Lugh saisit l'assiette, remplie jusqu'à ras-bord de ce qui ressemblait à du ragout. Il lui fallut le temps de la dégager de la banque pour se rendre compte que le récipient était effectivement brûlant et que ses doigts appréciaient peu le contact. Le cercle de faïence resta un instant suspendu dans les airs avant de s'écraser lamentablement sur le sol. Toute la cafétéria se retourna vers le gaffeur, qui s'inclina jusqu'à terre. Il ne restait plus qu'à sourire.

« Mesdames et messieurs, pour ceux qui ne me connaîtraient pas encore, Lugh Brennan. Enchanté. J'ai tendance à casser des trucs. »

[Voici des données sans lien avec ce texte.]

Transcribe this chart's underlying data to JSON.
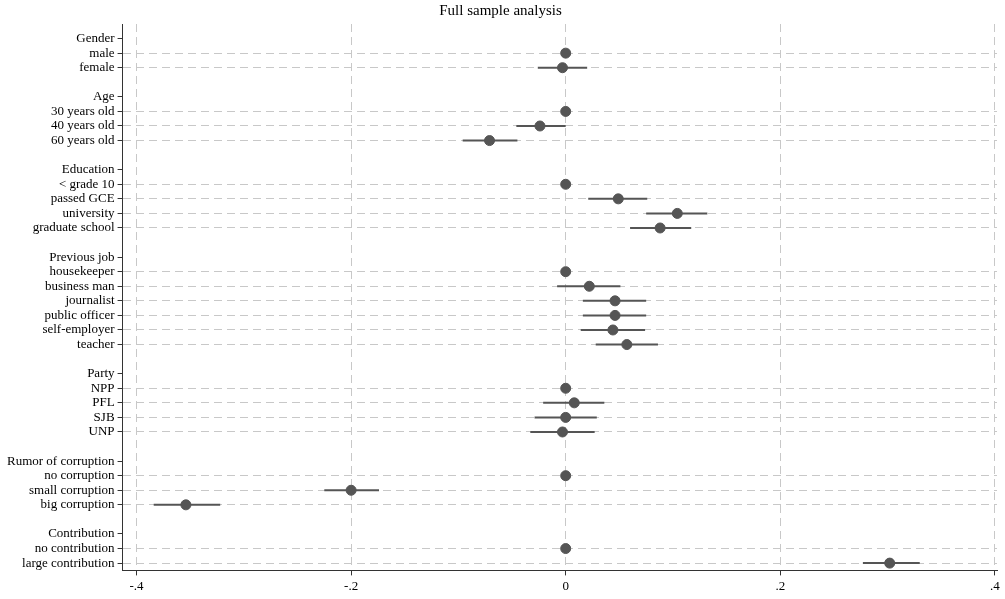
{
  "chart_data": {
    "type": "scatter",
    "orientation": "horizontal",
    "title": "Full sample analysis",
    "categories": [
      "Gender",
      "male",
      "female",
      null,
      "Age",
      "30 years old",
      "40 years old",
      "60 years old",
      null,
      "Education",
      "< grade 10",
      "passed GCE",
      "university",
      "graduate school",
      null,
      "Previous job",
      "housekeeper",
      "business man",
      "journalist",
      "public officer",
      "self-employer",
      "teacher",
      null,
      "Party",
      "NPP",
      "PFL",
      "SJB",
      "UNP",
      null,
      "Rumor of corruption",
      "no corruption",
      "small corruption",
      "big corruption",
      null,
      "Contribution",
      "no contribution",
      "large contribution"
    ],
    "values": [
      null,
      0,
      -0.003,
      null,
      null,
      0,
      -0.024,
      -0.071,
      null,
      null,
      0,
      0.049,
      0.104,
      0.088,
      null,
      null,
      0,
      0.022,
      0.046,
      0.046,
      0.044,
      0.057,
      null,
      null,
      0,
      0.008,
      0,
      -0.003,
      null,
      null,
      0,
      -0.2,
      -0.354,
      null,
      null,
      0,
      0.302
    ],
    "errors": [
      null,
      null,
      [
        -0.026,
        0.02
      ],
      null,
      null,
      null,
      [
        -0.046,
        0
      ],
      [
        -0.096,
        -0.045
      ],
      null,
      null,
      null,
      [
        0.021,
        0.076
      ],
      [
        0.075,
        0.132
      ],
      [
        0.06,
        0.117
      ],
      null,
      null,
      null,
      [
        -0.008,
        0.051
      ],
      [
        0.016,
        0.075
      ],
      [
        0.016,
        0.075
      ],
      [
        0.014,
        0.074
      ],
      [
        0.028,
        0.086
      ],
      null,
      null,
      null,
      [
        -0.021,
        0.036
      ],
      [
        -0.029,
        0.029
      ],
      [
        -0.033,
        0.027
      ],
      null,
      null,
      null,
      [
        -0.225,
        -0.174
      ],
      [
        -0.384,
        -0.322
      ],
      null,
      null,
      null,
      [
        0.277,
        0.33
      ]
    ],
    "color": "#555555",
    "marker": "circle",
    "grid": true,
    "xlim": [
      -0.413,
      0.402
    ],
    "xticks": [
      {
        "value": -0.4,
        "label": "-.4"
      },
      {
        "value": -0.2,
        "label": "-.2"
      },
      0,
      {
        "value": 0.2,
        "label": ".2"
      },
      {
        "value": 0.4,
        "label": ".4"
      }
    ]
  }
}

Il y eut une salve d'applaudissements, tandis que le jeune homme saisissait de bonne grâce le seau et la serpillère qu'on lui tendait. La personne avec qui il avait échangé dans la file d'attente s'accroupit, prélevant délicatement les débris de vaisselle. Elle avait les gestes raides et précis.

« Bien joué. Je t'avais prévenu.
- Je ne m'attendais pas à ça.
- Tu sais où nous sommes ? Ils ne tournent pas à énergie réduite ici.
- Merci en tout cas. »

Haussement d'épaules. Lugh sentit sa bouche se dessécher. Dire quelque chose.

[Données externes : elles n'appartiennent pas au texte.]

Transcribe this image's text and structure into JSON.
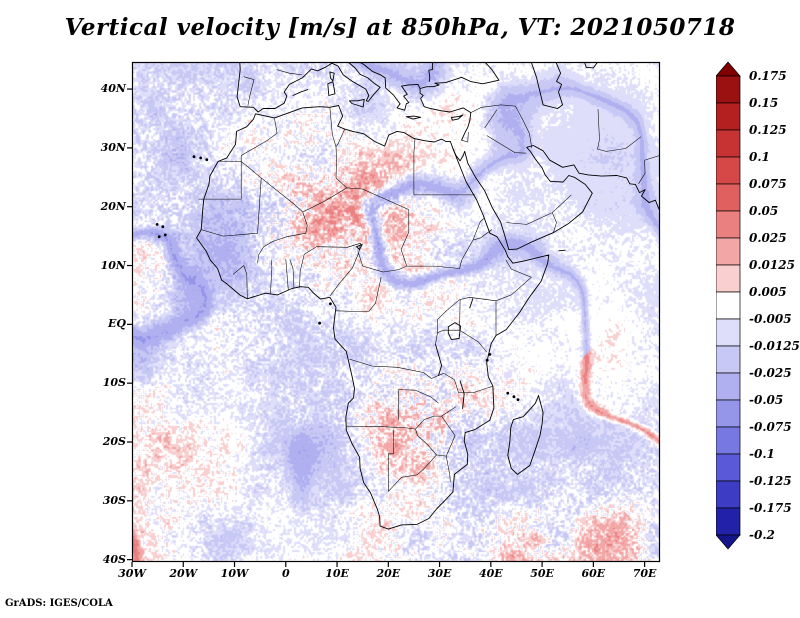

« Je n'ai pas bien enregistré ton nom, tout à l'heure.
- Faris Duhart.
- Ah oui. C'est toi, au module journalisme ?
- Voilà.
- Moi je...
- Lugh Brennan, promotion des officiers scientifiques. Je sais. J'ai tendance à écouter. Surtout les gens qui ont quelque chose à dire à propos de tout. »

Faris ignora la protestation étranglée de son interlocuteur et se redressa, demandant à ce que l'on verse une nouvelle portion, avant de saisir prudemment l'assiette à l'aide de quelques épaisseurs de serviette en papier.

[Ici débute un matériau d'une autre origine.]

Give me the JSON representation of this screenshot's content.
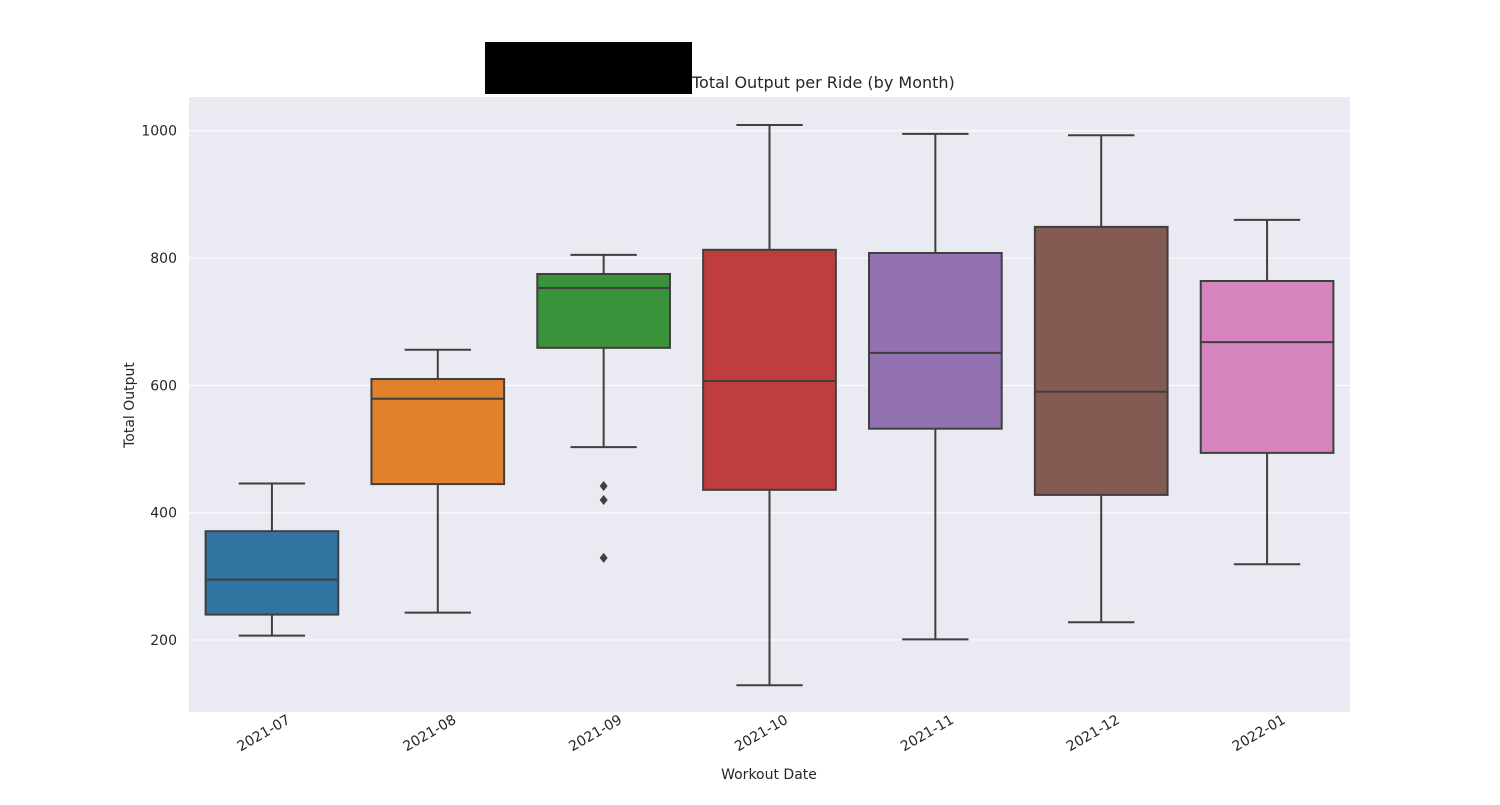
{
  "chart_data": {
    "type": "box",
    "title": "Total Output per Ride (by Month)",
    "xlabel": "Workout Date",
    "ylabel": "Total Output",
    "ylim": [
      87,
      1053
    ],
    "yticks": [
      200,
      400,
      600,
      800,
      1000
    ],
    "grid": true,
    "legend": "none",
    "categories": [
      "2021-07",
      "2021-08",
      "2021-09",
      "2021-10",
      "2021-11",
      "2021-12",
      "2022-01"
    ],
    "colors": [
      "#3274a1",
      "#e1812c",
      "#3a923a",
      "#c03d3e",
      "#9372b2",
      "#845b53",
      "#d684bd"
    ],
    "boxes": [
      {
        "whisker_low": 207,
        "q1": 240,
        "median": 295,
        "q3": 371,
        "whisker_high": 446,
        "outliers": []
      },
      {
        "whisker_low": 243,
        "q1": 445,
        "median": 579,
        "q3": 610,
        "whisker_high": 656,
        "outliers": []
      },
      {
        "whisker_low": 503,
        "q1": 659,
        "median": 753,
        "q3": 775,
        "whisker_high": 805,
        "outliers": [
          442,
          420,
          329
        ]
      },
      {
        "whisker_low": 129,
        "q1": 436,
        "median": 607,
        "q3": 813,
        "whisker_high": 1009,
        "outliers": []
      },
      {
        "whisker_low": 201,
        "q1": 532,
        "median": 651,
        "q3": 808,
        "whisker_high": 995,
        "outliers": []
      },
      {
        "whisker_low": 228,
        "q1": 428,
        "median": 590,
        "q3": 849,
        "whisker_high": 993,
        "outliers": []
      },
      {
        "whisker_low": 319,
        "q1": 494,
        "median": 668,
        "q3": 764,
        "whisker_high": 860,
        "outliers": []
      }
    ]
  }
}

« Allez, Lugh Brennan de la promotion des officiers scientifiques. On va s'asseoir et tu me raconteras le reste de tes histoires. À quoi ça ressemble le Niger, pourquoi tu aimes les dessins animés, et qui est Mary Tamm. Et je m'en fous.
- Pardon ?
- Tu peux m'appeler il ou elle je m'en fous. Mais arrête de me reluquer la poitrine, c'est emmerdant.
- Je suis si prévisible que ça ? »

Sourire de loup.

« Non. C'est le talent. »

Ensuite elle a amené Lugh jusqu'à une table un peu à l'écart, où ils ont rencontré Pierre, qui s'est excusé à profusion et Tanith, dont l'incapacité à parler anglais ne l'a pas empêché de commenter le moindre propos échangé au-dessus des plateaux.

Pas cette fois-ci

Mais Faris s'est figée, sa dernière syllabe sur les lèvres.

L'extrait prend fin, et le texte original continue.